By 1943, Bill Hanna and Joe Barbera’s Tom and Jerry cartoons had reached their peak, especially in their speed, by their eleventh cartoon The Yankee Doodle Mouse, under its working title “Jerry’s Home Defense.” This cartoon stands apart from the other animated films of World War II. It depicts an allegorical battle without alluding to the Axis leaders, as did many other cartoons of the period. The use of firecrackers as a weapon became a bigger staple in animation with the advent of the war; it remained a go-to solution to eliminate adversaries, especially in Warners cartoons.
The only reference that would date the film was a gag involving ration stamps, which is absent from the currently circulating re-issue version. The missing sequence is indicative from an abrupt fade-out during the sequence where Jerry continuously smacks Tom with a board, amidst a flour-encompassing smokescreen. The details of the missing scene can be seen here (below), and in the scene descriptions below that (scenes 31-33); it also explains there were intended to be three war communiqués from Jerry, instead of two in the re-issue version, released in 1951.

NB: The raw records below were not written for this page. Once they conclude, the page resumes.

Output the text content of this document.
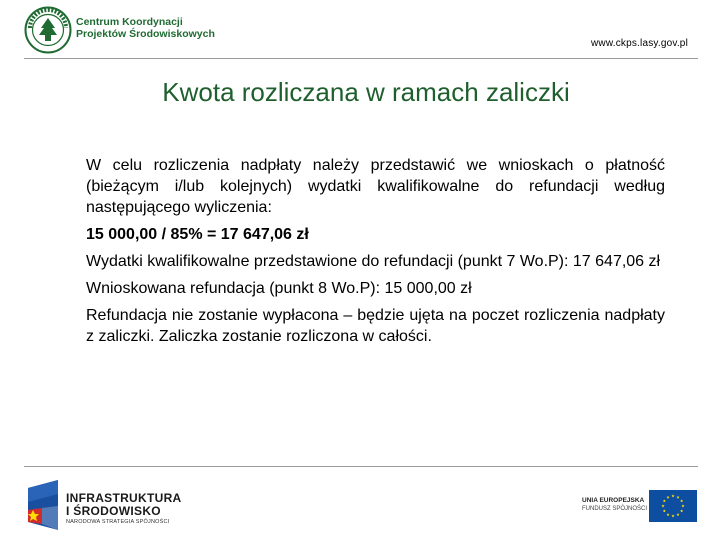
Centrum Koordynacji
Projektów Środowiskowych
www.ckps.lasy.gov.pl
Kwota rozliczana w ramach zaliczki

W celu rozliczenia nadpłaty należy przedstawić we wnioskach o płatność (bieżącym i/lub kolejnych) wydatki kwalifikowalne do refundacji według następującego wyliczenia:

15 000,00 / 85% = 17 647,06 zł

Wydatki kwalifikowalne przedstawione do refundacji (punkt 7 Wo.P): 17 647,06 zł

Wnioskowana refundacja (punkt 8 Wo.P): 15 000,00 zł

Refundacja nie zostanie wypłacona – będzie ujęta na poczet rozliczenia nadpłaty z zaliczki. Zaliczka zostanie rozliczona w całości.

INFRASTRUKTURA
I ŚRODOWISKO
NARODOWA STRATEGIA SPÓJNOŚCI
UNIA EUROPEJSKA
FUNDUSZ SPÓJNOŚCI
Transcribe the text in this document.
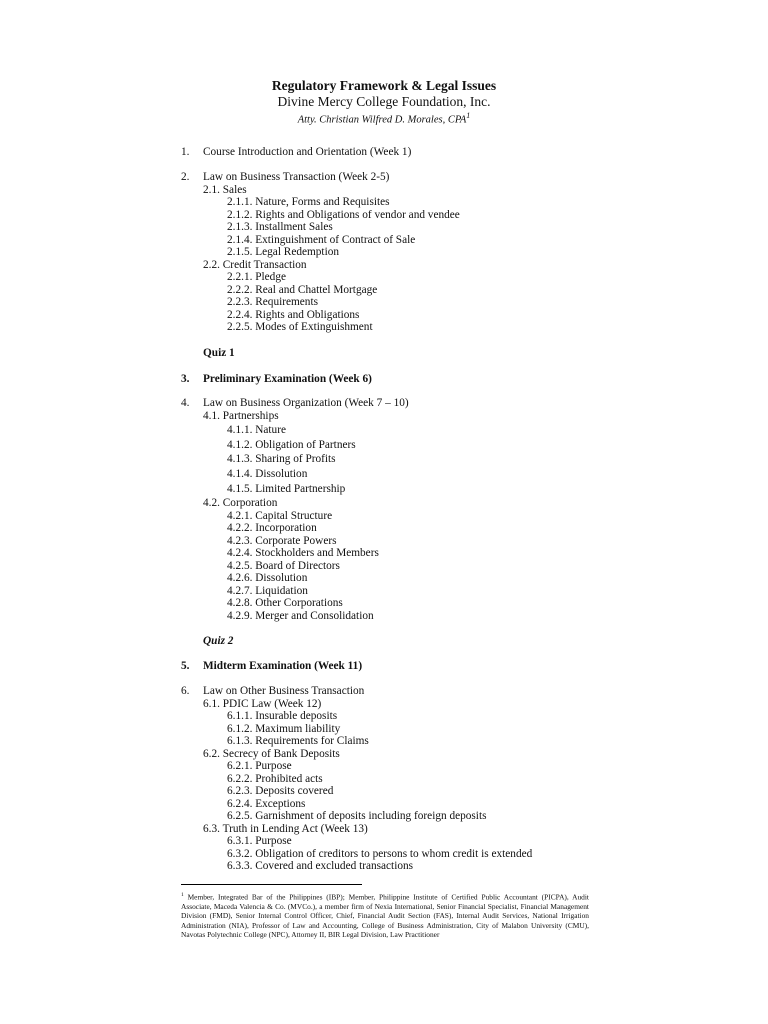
Regulatory Framework & Legal Issues
Divine Mercy College Foundation, Inc.
Atty. Christian Wilfred D. Morales, CPA$^1$
1. Course Introduction and Orientation (Week 1)
2. Law on Business Transaction (Week 2-5)
2.1. Sales
2.1.1. Nature, Forms and Requisites
2.1.2. Rights and Obligations of vendor and vendee
2.1.3. Installment Sales
2.1.4. Extinguishment of Contract of Sale
2.1.5. Legal Redemption
2.2. Credit Transaction
2.2.1. Pledge
2.2.2. Real and Chattel Mortgage
2.2.3. Requirements
2.2.4. Rights and Obligations
2.2.5. Modes of Extinguishment
Quiz 1
3. Preliminary Examination (Week 6)
4. Law on Business Organization (Week 7 – 10)
4.1. Partnerships
4.1.1. Nature
4.1.2. Obligation of Partners
4.1.3. Sharing of Profits
4.1.4. Dissolution
4.1.5. Limited Partnership
4.2. Corporation
4.2.1. Capital Structure
4.2.2. Incorporation
4.2.3. Corporate Powers
4.2.4. Stockholders and Members
4.2.5. Board of Directors
4.2.6. Dissolution
4.2.7. Liquidation
4.2.8. Other Corporations
4.2.9. Merger and Consolidation
Quiz 2
5. Midterm Examination (Week 11)
6. Law on Other Business Transaction
6.1. PDIC Law (Week 12)
6.1.1. Insurable deposits
6.1.2. Maximum liability
6.1.3. Requirements for Claims
6.2. Secrecy of Bank Deposits
6.2.1. Purpose
6.2.2. Prohibited acts
6.2.3. Deposits covered
6.2.4. Exceptions
6.2.5. Garnishment of deposits including foreign deposits
6.3. Truth in Lending Act (Week 13)
6.3.1. Purpose
6.3.2. Obligation of creditors to persons to whom credit is extended
6.3.3. Covered and excluded transactions
$^1$ Member, Integrated Bar of the Philippines (IBP); Member, Philippine Institute of Certified Public Accountant (PICPA), Audit Associate, Maceda Valencia & Co. (MVCo.), a member firm of Nexia International, Senior Financial Specialist, Financial Management Division (FMD), Senior Internal Control Officer, Chief, Financial Audit Section (FAS), Internal Audit Services, National Irrigation Administration (NIA), Professor of Law and Accounting, College of Business Administration, City of Malabon University (CMU), Navotas Polytechnic College (NPC), Attorney II, BIR Legal Division, Law Practitioner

Hanna and Barbera’s unit of animators– consisting of Irv Spence, Ken Muse, Pete Burness, George Gordon and Jack Zander—are assigned large sections throughout the film. Spence dominates the opening scenes of combat, including the “hen grenades,” Jerry popping the projectile champagne corks, and Tom sinking into the washtub with his “ship.” Gordon animates the two throwing each other a lit firecracker before leaving an unaware Tom holding it, and Jerry being in the teakettle with another explosive. The original payoff of that sequence, as it reads in the synopsis below, of Tom appearing like a daisy with a goofy grin, reads much better than the gag in the finished film.
Burness handles Jerry’s spying on Tom with a periscope, and his use of a cheese grater, fashioned as an Army Jeep, to drive underneath Tom, with painful results. (The staggered exposure on Tom’s reactions makes the gag more unpleasant.) Zander animates a crucial point in the battle, as Jerry flies a makeshift bomber aircraft, dropping light bulbs and a banana onto Tom, before he fires a Roman candle at Jerry. Zander’s scenes also include the amusing gag of Jerry using a brassiere as a parachute.Muse animates the sequence of Tom receiving an explosive, which unravels like Russian nesting dolls. Tom’s potent shift in emotions during the scene; he is horrified, backing up against a crate as the fuse runs out, but is perplexed, and flinching, as the firecracker decreases to a tiny black pellet. He lets out a derisive chuckle before the gag literally blows up in his face. (This bit was reprised in Tee For Two, released two years later.) Muse also animates the last few portions of the film, when Tom fires off the Roman candle into Jerry’s mouse hole, up to Tom being rocketed up into the sky. Jerry running from smaller, precarious objects would be reprised in entries such as 1950’s Cue Ball Cat, with pool balls taking similar chase in that film.
The Yankee Doodle Mouse was the first in the series to receive an Academy Award for Best Animated Short, with six subsequent victories to follow. (Their debut, 1940’s Puss Gets the Boot and 1941’s The Night Before Christmas were previously nominated, but didn’t win.) Only the second half of an original nitrate print has surfaced, but the cutting continuity indicated the original title sequence started with the animator credits first, followed by a title card of Tom and Jerry, and the main title/director credits proceeded after. The re-issue version touted the film as an Oscar-winning cartoon, displaying the statue and proclamation “Academy Award Winner of 1943,” in its main title card.
The MGM drafts shared in this column, at the moment, will be from Rudy Ising’s holdings from here on. These typewritten (and non-Ising) documents were lent to Mark Kausler from animation collector Mike Glad. It’s unclear if any more from the collection survives or which source it originated. Only the first and third pages of this draft are present, with action description pages as a substitute for the second and Kausler’s notations of the artists credited for each shot. It would be wonderful if more MGM drafts of this kind surfaced, but it’s great to know these could be shared and enjoyed. Since many of the Hanna-Barbera’s Tom and Jerry cartoons can easily be identified by the work of its animation unit, even verified by authentic documentation, a probable series of columns discussing the cartoons–especially during their 1943-48 zenith—might be used in future installments, but with only guesswork and no documentation.
Hope you all enjoyed the holidays! (Of course, I’m aware that a different Tom and Jerry released in 1950, Safety Second, occurs on the Fourth of July—enjoy that one, as well.)
(Thanks to Mark Kausler, Dave Gerstein and Thad Komorowski for their help.)